US military secretly ordered to destroy bin Laden’s photos
Tue Feb 11, 2014 18:46:36

US military personnel, involved in the case of former al-Qaeda leader Osama bin Laden’s alleged death, were secretly ordered to destroy every photo of his dead body by a Special operation military commander, a new document reveals.

Commander of US Special Operations Command Adm. William McRaven told military officers 11 days after the killing to destroy any photographs or turn them over to the CIA, according to an email obtained by the conservative legal group Judicial Watch, the Associated Press reported on Monday.

"One particular item that I want to emphasize is photos; particularly UBLs [Usama Bin Laden] remains. At this point - all photos should have been turned over to the CIA; if you still have them destroy them immediately or get them" a blacked-out location, McRaven told his unnamed subordinates in a heavily blacked-out email addressed to "gentlemen."

Judicial Watch president Tom Fitton said that the email "is a smoking gun, revealing both contempt for the rule of law and the American people's right to know."

The United States announced on May 2, 2011 that bin Laden was killed by American forces in his compound in Abbottabad, Pakistan.

A number of media reports later said the US government was moving to hide files about the US military’s suspected raid on Osama bin Laden.
The lack of transparency over bin Laden's death has cast further doubt over the announcement.

McRaven's order came just 10 days after The Associated Press asked for the photos and other documents under the US Freedom of Information Act.

On May 3, 2011, the AP asked Special Operations Command's Freedom of Information/Privacy Act Division office for "copies of all e-mails sent from and to the US government account or accounts" of McRaven referencing bin Laden. McRaven was then vice admiral.

A May 4, 2011, response from the command's FOIA office to the AP acknowledged the bin Laden document request and said it had been assigned for processing. AP did not receive a copy of the McRaven email obtained by Judicial Watch.

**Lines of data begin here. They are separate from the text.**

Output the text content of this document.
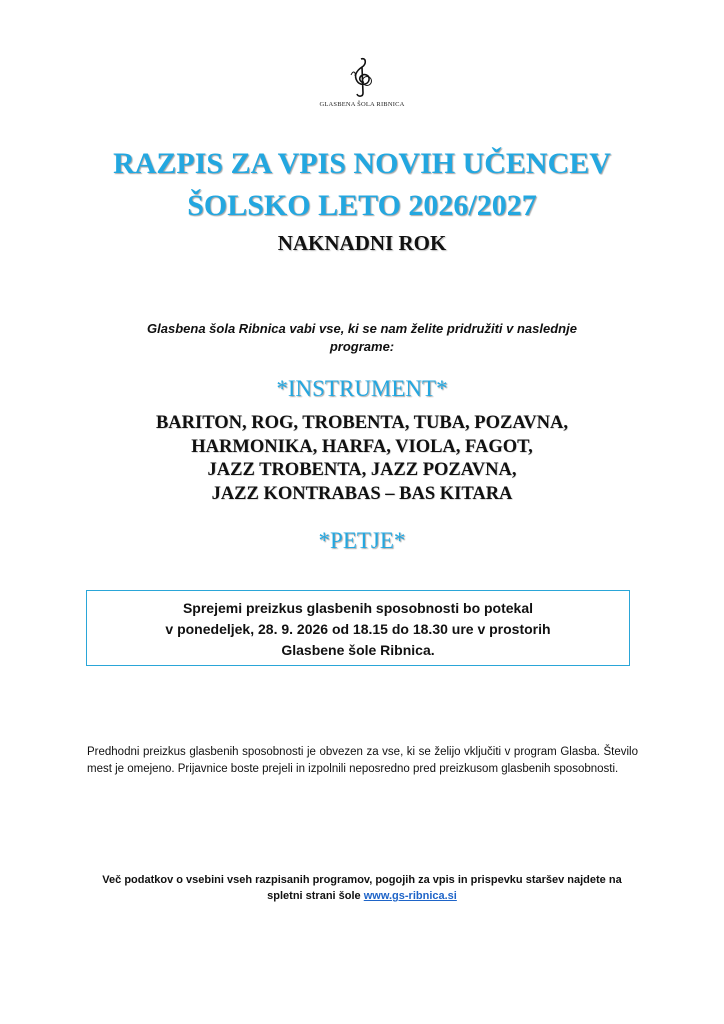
GLASBENA ŠOLA RIBNICA
RAZPIS ZA VPIS NOVIH UČENCEV
ŠOLSKO LETO 2026/2027
NAKNADNI ROK
Glasbena šola Ribnica vabi vse, ki se nam želite pridružiti v naslednje
programe:
*INSTRUMENT*
BARITON, ROG, TROBENTA, TUBA, POZAVNA,
HARMONIKA, HARFA, VIOLA, FAGOT,
JAZZ TROBENTA, JAZZ POZAVNA,
JAZZ KONTRABAS – BAS KITARA
*PETJE*
Sprejemi preizkus glasbenih sposobnosti bo potekal
v ponedeljek, 28. 9. 2026 od 18.15 do 18.30 ure v prostorih
Glasbene šole Ribnica.
Predhodni preizkus glasbenih sposobnosti je obvezen za vse, ki se želijo vključiti v program Glasba. Število mest je omejeno. Prijavnice boste prejeli in izpolnili neposredno pred preizkusom glasbenih sposobnosti.
Več podatkov o vsebini vseh razpisanih programov, pogojih za vpis in prispevku staršev najdete na
spletni strani šole www.gs-ribnica.si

The Department of Defense FOIA office told the AP in a Feb. 29, 2012 letter that it could find no McRaven emails "responsive to your request" for communications about the bin Laden material.

In an interview with Press TV last year, American professor Kevin Barrett said “it does not make any sense that we accept the official version of this killing of bin Laden.”

“It’s pretty hard to understand exactly why all the secrecy. One hypothesis is that they didn’t kill bin Laden at all and the whole thing is basically a hoax. There have been all kinds of reports that bin Laden died in 2001 and we have Egyptian and Pakistani media report his funeral in 2001,” Barrett explained.

“We do know that most of the so-called bin Laden tapes that were released after 2001 are definitely fake,” he said. “That would support the idea that maybe he actually died in 2001.”